India was the leading buyer of conventional arms among developing nations in 2004, a report for the US Congress says.
India agreed $15.7bn in arms purchases from 1997 to 2004
The Congressional Research Service said Delhi agreed the transfer of $5.7bn in weapons, ahead of China.
India was also the leading developing world purchaser over the 1997-2004 period covered in the report, sealing 10% of all such arms agreements.
The US remains the largest supplier - delivering $9.6bn of arms in 2004.
The Congressional Research Service report, released this week, listed India and China as by far the heaviest buyers.
India negotiated $15.7bn in agreed transfers of conventional weapons between 1997 and 2004 to top the list.
China overtook India for the period 2001-2004 on the back of a big increase in defence budget, but India was back on top for 2004 alone.
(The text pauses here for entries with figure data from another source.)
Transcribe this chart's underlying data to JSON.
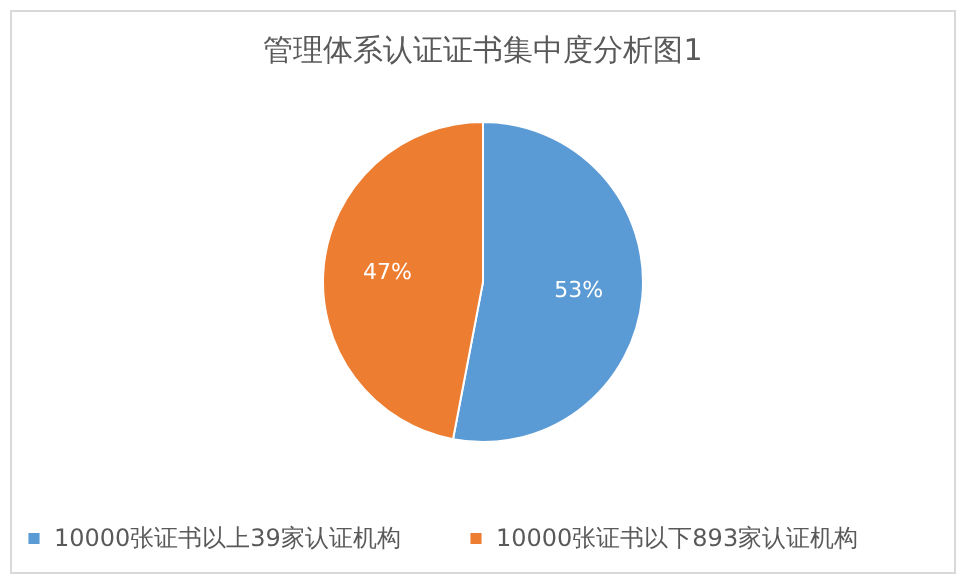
{
  "chart_data": {
    "type": "pie",
    "title": "管理体系认证证书集中度分析图1",
    "categories": [
      "10000张证书以上39家认证机构",
      "10000张证书以下893家认证机构"
    ],
    "values": [
      53,
      47
    ],
    "colors": [
      "#5b9bd5",
      "#ed7d31"
    ],
    "value_labels": [
      "53%",
      "47%"
    ],
    "legend": "bottom"
  }
}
Overall global sales in 2004 were the highest since 2000. A total of $37bn in arms sales in both industrial and developing nations was concluded.
The US had 33.5% of all contracts last year, ahead of Russia and Britain.
The annual Conventional Arms Transfers to Developing Nations report is thought to be the most comprehensive on global weapons sales.
The weapons sales include tanks, submarines, combat aircraft, missiles and ammunition.
US State Department spokesman Sean McCormack insisted its arms transfers were carried out under "a very rigorous set of rules and regulations and laws".
"Just as we exercise restraint in our own transfers, we encourage restraint by other countries," he said.